Timika, fajarpapua.com – Penanganan kasus dugaan korupsi pengadaan pembukaan lahan seluas 150 hektare di Dinas Tanaman Pangan, Hortikultura, dan Perkebunan (DTPHP) Kabupaten Mimika terus berprogres.
Kejaksaan Negeri (Kejari) Mimika kini telah masuk ke tahap penyidikan dan melakukan pengecekan langsung ke lokasi lahan di wilayah SP 5.
Kasus tersebut berkaitan dengan kegiatan pengadaan pembukaan lahan tahun anggaran 2024 dengan nilai anggaran mencapai Rp 22,5 miliar.

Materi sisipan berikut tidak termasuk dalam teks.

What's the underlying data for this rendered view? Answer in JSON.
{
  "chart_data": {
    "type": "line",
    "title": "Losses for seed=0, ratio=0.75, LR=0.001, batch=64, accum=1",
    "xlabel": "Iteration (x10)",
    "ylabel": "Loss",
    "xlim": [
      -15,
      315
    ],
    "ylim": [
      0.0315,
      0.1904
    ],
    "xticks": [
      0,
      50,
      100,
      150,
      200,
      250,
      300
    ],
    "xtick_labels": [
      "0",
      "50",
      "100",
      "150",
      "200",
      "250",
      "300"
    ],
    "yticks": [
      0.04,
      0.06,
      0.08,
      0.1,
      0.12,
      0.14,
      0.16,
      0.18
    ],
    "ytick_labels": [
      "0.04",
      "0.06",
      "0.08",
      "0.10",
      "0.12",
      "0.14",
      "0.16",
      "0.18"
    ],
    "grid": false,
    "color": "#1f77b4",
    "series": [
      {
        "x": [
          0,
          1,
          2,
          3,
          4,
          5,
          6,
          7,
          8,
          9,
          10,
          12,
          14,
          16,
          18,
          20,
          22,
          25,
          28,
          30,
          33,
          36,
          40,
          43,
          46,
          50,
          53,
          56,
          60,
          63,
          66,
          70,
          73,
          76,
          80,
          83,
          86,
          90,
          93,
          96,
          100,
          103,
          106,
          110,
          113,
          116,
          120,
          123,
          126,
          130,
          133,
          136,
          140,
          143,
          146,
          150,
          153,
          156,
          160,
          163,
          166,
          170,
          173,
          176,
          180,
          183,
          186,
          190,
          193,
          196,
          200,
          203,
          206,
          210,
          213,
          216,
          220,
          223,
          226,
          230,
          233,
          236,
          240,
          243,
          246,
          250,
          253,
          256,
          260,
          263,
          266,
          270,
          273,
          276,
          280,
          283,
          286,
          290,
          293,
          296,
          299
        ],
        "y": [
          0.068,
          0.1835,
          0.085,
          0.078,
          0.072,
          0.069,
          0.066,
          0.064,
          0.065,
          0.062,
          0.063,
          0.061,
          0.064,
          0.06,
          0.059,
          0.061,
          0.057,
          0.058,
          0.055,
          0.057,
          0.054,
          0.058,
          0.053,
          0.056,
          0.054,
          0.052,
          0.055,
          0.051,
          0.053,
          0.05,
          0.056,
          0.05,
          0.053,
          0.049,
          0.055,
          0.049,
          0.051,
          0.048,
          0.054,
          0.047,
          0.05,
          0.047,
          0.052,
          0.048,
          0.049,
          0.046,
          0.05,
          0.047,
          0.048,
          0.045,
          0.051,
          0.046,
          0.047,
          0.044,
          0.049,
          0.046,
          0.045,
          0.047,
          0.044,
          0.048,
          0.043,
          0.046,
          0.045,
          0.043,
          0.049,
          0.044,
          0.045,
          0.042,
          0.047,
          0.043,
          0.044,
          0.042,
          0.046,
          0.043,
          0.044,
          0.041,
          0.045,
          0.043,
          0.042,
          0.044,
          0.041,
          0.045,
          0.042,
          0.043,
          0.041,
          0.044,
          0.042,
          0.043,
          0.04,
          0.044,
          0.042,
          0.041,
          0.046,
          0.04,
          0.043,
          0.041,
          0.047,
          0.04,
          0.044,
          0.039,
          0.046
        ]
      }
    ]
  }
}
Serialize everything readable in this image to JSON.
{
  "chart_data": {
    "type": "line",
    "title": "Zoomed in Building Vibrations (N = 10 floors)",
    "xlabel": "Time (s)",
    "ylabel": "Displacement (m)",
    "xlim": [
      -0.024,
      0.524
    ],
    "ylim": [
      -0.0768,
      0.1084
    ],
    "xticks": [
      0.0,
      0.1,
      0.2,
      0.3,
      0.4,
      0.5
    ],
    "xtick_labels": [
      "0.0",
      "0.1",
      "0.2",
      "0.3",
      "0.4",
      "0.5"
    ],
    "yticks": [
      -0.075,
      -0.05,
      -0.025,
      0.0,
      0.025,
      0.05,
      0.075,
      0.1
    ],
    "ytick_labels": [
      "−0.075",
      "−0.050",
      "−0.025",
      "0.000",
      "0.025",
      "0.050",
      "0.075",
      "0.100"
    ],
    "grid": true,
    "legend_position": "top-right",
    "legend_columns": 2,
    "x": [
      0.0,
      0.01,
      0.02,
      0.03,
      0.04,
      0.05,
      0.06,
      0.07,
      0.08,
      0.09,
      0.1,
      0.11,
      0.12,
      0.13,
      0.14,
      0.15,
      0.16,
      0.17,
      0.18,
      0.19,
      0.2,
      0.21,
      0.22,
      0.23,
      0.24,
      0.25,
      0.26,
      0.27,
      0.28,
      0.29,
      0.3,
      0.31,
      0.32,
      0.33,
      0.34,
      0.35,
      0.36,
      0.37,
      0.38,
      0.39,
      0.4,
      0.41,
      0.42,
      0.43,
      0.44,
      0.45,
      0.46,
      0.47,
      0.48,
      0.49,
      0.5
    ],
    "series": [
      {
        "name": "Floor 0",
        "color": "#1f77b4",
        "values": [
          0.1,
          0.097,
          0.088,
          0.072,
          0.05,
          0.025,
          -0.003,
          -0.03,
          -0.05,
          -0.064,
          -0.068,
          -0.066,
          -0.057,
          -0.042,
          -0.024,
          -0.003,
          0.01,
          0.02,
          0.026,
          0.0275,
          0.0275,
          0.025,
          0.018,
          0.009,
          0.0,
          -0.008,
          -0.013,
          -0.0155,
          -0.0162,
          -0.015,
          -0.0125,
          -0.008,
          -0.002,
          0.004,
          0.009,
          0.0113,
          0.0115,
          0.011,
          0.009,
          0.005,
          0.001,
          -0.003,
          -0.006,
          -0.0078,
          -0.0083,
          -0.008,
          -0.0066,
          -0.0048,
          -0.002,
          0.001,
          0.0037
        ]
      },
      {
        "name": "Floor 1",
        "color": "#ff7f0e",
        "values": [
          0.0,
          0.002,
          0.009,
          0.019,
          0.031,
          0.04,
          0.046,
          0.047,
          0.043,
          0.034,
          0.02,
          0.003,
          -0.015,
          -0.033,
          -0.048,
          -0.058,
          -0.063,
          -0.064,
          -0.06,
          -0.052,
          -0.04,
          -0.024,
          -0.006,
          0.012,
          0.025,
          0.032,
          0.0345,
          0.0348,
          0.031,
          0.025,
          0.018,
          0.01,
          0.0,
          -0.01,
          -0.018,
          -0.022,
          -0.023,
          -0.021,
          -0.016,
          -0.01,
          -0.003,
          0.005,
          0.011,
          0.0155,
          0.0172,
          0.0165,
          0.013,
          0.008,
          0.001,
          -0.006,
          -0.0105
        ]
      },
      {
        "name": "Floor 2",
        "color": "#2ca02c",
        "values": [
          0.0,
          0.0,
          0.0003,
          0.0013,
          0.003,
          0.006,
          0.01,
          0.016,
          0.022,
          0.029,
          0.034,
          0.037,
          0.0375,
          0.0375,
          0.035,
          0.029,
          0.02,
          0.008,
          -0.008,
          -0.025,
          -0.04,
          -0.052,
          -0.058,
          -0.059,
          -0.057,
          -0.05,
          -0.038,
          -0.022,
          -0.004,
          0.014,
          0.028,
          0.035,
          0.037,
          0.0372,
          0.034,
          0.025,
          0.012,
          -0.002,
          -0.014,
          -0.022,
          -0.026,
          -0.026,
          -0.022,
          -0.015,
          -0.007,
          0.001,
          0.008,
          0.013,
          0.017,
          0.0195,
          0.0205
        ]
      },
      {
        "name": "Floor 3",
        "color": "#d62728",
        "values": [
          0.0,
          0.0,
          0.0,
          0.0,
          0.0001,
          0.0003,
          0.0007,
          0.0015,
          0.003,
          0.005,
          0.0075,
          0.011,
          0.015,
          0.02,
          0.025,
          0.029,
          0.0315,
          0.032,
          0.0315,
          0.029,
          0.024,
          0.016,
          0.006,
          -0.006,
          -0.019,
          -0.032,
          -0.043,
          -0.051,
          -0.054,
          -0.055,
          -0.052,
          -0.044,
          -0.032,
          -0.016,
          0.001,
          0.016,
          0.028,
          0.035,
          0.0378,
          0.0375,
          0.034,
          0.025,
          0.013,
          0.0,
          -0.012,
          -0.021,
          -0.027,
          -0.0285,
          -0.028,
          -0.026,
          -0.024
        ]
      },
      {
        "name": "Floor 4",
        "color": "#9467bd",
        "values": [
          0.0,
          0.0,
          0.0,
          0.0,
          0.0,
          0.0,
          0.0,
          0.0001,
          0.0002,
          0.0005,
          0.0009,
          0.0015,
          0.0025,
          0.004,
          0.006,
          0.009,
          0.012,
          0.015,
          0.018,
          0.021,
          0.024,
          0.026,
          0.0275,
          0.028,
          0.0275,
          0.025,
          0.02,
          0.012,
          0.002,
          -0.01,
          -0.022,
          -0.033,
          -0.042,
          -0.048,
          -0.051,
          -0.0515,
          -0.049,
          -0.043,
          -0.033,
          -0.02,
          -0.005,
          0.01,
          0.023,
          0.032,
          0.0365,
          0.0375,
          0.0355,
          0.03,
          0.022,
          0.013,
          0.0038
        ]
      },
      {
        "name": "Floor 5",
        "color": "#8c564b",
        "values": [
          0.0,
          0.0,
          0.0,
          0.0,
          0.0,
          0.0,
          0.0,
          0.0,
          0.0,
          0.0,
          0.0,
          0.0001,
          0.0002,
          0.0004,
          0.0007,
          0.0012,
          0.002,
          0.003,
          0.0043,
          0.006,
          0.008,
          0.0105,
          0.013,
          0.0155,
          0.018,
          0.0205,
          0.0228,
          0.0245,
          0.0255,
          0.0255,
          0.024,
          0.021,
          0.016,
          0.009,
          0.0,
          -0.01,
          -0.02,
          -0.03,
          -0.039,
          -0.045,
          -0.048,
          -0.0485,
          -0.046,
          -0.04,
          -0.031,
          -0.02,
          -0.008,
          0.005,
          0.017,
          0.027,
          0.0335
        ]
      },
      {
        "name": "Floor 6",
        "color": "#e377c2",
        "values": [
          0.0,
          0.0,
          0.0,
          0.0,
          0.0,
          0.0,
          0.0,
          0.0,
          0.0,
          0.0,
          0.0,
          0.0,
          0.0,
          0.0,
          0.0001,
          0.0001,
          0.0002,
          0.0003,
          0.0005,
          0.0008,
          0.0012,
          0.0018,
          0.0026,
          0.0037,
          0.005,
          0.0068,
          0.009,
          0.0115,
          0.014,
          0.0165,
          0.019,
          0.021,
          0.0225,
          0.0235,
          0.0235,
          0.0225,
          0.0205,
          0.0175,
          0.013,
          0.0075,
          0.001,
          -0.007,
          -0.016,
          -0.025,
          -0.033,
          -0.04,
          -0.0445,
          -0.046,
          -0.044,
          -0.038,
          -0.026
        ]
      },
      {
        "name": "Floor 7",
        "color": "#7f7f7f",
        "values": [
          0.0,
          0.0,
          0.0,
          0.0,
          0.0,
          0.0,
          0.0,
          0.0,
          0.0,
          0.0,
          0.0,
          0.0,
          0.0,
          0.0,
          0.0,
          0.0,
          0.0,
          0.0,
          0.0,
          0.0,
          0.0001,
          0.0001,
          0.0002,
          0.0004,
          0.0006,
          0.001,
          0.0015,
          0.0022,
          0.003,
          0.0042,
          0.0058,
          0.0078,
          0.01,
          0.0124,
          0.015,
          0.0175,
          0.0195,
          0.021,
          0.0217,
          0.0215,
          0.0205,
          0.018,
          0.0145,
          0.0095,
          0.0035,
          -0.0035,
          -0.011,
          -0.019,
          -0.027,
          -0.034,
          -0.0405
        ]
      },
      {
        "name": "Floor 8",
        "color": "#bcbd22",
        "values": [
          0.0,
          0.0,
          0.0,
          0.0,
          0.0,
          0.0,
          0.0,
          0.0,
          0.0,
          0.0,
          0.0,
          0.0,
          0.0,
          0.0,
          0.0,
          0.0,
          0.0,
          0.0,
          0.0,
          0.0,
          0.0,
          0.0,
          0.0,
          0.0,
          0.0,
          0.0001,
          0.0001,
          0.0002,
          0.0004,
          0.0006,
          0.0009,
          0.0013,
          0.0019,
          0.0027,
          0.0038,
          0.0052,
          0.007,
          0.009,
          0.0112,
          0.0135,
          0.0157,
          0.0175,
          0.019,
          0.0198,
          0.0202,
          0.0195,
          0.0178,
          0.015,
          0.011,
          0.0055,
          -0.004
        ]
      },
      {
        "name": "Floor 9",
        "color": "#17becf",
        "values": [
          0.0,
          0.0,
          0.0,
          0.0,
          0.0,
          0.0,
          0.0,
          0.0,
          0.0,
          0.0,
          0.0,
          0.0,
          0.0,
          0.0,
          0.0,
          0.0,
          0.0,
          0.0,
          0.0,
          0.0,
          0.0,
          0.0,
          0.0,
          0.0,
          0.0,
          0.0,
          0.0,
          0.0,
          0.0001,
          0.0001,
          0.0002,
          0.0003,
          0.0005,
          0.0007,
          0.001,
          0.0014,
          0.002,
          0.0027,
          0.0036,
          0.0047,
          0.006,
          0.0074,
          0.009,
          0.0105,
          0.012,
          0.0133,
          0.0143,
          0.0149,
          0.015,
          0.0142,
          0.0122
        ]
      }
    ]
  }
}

Kasi Intel Kejari Mimika, Nobertus Dhendy Restu Prayogo SH MH, mengatakan tim Pidana Khusus (Pidsus) Kejari Mimika telah turun langsung ke lapangan untuk melakukan pengecekan kondisi lahan pada Kamis, 21 Mei 2026 lalu.
“Tim Pidsus turun langsung ke lokasi 150 hektare untuk melihat bibit apa saja yang ditanam. Setelah dicek, memang ada yang sudah ditanam, namun ada juga lahan yang belum ditanami,” ujar Nobertus di ruang kerjanya, Senin (8/6).
Ia menegaskan, proses hukum kasus dugaan korupsi tersebut saat ini telah naik ke tahap penyidikan berdasarkan surat perintah penyidikan tertanggal 27 Maret 2026.
“Kasus ini sudah masuk tahap penyidikan,” tegasnya.
Selain melakukan pengecekan lapangan, Kejari Mimika juga terus mendalami kasus tersebut dengan memeriksa sejumlah pihak terkait.
“Kami sudah memeriksa tujuh orang ASN. Untuk nilai kerugian keuangan negara masih menunggu hasil perhitungan dari BPKP,” ungkapnya.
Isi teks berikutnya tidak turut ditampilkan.